Virtru Security Insights

SOC 2 Compliance: Virtru Achieves Certification

Virtru SOC 2 Compliance

Virtru is pleased to announce our SOC 2 compliance certification. This new third-party certification gives our customers and partners independent validation that Virtru continuously follows security best practices for protecting data in the cloud.

Many organizations’ most valuable asset is their data. Yet once that data leaves their domain, the responsibility of keeping it safe falls on service providers like cloud vendors and SaaS companies. This puts the data owner in the uncomfortable position of being accountable for safeguarding data it no longer directly controls.

The Service Organization Control (SOC 2) examination framework and reporting platform, developed by the American Institute of CPAs (AICPA), addresses this problem by assessing the ability of service providers’ to secure cloud data. SOC 2 defines criteria mutually agreed upon by the security and privacy communities for managing customer data based on five trust service principles: security, availability, processing integrity, confidentiality, and privacy.

The SOC 2 trust service principles give companies a way to understand their vendors’ specific controls and how they are tested, to validate that the vendor can protect data as it moves between the company domain and the cloud. A compliant vendor has to prove its ability to write and follow information security policies and procedures while undergoing a thorough technical examination. These processes are rigorous and resource-intensive, so only vendors with sophisticated and mature security programs in place successfully achieve SOC 2 compliance.

The Virtru SOC 2 Compliance Process

When we started this process at Virtru, we focused on the three trust service principles most relevant to our products and mission: security, confidentiality, and availability. In July 2017, we completed our SOC 2 Type 1 assessment, which established a baseline by evaluating our existing security measures and practices at that point in time. We designed and deployed repeatable processes at the conclusion of the Type 1 examination, and ultimately achieved Type 2 compliance by properly implementing the controls and following enhanced processes throughout the next 6 months.

SOC 2 Is A Journey, Not A Destination

The SOC 2 compliance journey involved the entire Virtru organization. As is true for any company, protecting data isn’t the job of the security team alone: everyone has to pull together for defenses to work. Our Vice President of IT and Infrastructure, oversaw our SOC compliance effort from start to finish, with key support from our Security Compliance Engineer. But at the end of the day, everyone at Virtru had a role to play.

“Successfully completing our SOC2 evaluation validated all of the hard work and thoughtfulness that the team here at Virtru uses to ensure the security and safety of our customers’ data.”

— Zach Nelson, Vice President of Engineering

For instance, some criteria we had to fulfill focused on hiring practices and employee onboarding, so our HR team was highly involved.

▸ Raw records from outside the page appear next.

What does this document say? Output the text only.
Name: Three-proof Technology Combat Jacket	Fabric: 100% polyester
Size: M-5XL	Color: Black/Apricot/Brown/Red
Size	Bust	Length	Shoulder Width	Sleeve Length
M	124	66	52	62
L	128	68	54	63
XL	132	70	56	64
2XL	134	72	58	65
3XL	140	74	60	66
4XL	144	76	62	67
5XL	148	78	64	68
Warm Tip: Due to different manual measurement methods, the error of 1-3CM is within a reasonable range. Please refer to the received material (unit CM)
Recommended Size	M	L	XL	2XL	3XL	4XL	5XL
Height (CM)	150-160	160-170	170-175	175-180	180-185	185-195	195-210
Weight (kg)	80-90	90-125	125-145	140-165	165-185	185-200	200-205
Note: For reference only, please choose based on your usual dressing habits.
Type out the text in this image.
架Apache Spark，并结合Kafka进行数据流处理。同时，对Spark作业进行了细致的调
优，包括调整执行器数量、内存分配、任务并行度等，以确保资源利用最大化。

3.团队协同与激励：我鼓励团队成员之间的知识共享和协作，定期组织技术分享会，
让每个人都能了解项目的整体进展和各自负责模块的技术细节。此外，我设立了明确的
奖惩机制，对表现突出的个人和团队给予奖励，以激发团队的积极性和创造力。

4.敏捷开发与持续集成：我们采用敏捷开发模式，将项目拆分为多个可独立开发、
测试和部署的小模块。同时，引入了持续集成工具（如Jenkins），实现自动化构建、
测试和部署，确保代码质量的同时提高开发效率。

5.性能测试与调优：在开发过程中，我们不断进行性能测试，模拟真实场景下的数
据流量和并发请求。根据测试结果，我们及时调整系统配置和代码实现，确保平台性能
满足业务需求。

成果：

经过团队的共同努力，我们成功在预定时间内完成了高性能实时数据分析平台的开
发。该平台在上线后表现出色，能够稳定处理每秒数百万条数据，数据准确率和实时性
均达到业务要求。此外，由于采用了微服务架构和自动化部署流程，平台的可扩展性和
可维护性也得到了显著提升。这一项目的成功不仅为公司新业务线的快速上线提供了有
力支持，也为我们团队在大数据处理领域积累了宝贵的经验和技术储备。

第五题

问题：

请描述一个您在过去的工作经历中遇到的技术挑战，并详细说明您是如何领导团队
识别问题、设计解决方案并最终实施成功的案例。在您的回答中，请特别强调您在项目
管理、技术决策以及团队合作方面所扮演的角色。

Processes around developing and deploying code securely are incredibly important, so our engineering and devops teams played critical roles. Ongoing security education is another key focus, so the entire Virtru team supported SOC 2 compliance by regularly completing security training modules. Virtru has always been laser focused on security, and but going through the SOC 2 process heightened awareness throughout our organization and deepened our commitment to privacy for everybody.

As we move forward, an independent CPA firm qualified to perform SOC 2 assessments will periodically check that we are still successfully meeting the criteria of our chosen principles. At the end of each examination, the assessors issue a report on their findings and Virtru management attests to its accuracy.

Added Value for Our Customers

SOC 2 Compliance provides customers and prospects independent, third party validation that we are actively using best security practices and can be trusted to safeguard their data in the cloud. Our SOC 2 audit reports can be made available to all customers to review against their internal security practices. Existing customers can use this information to build trust with their own customers and auditors. For prospective customers, SOC 2 compliance makes it easy for decision-makers to make the case that a partnership with Virtru is a good fit, leading to more rapid deployments and faster time-to-value.

Alignment with Our Mission

The SOC 2 principles of confidentiality, security, and availability align with our commitment to data-centric security. Virtru is focused on more than protecting data shared in emails and files: we want to protect our users’ privacy.

Virtru believes that everyone should have control of their data. In pursuit of that vision, we strongly support compliance standards like SOC 2, which provide independent, third-party validation that appropriate security controls are in place. Email encryption matters to businesses, but privacy matters to everyone. Virtru’s SOC 2 compliance milestone aligns to our commitment to security best practices as we build a world where businesses and consumers can retain full control of their data.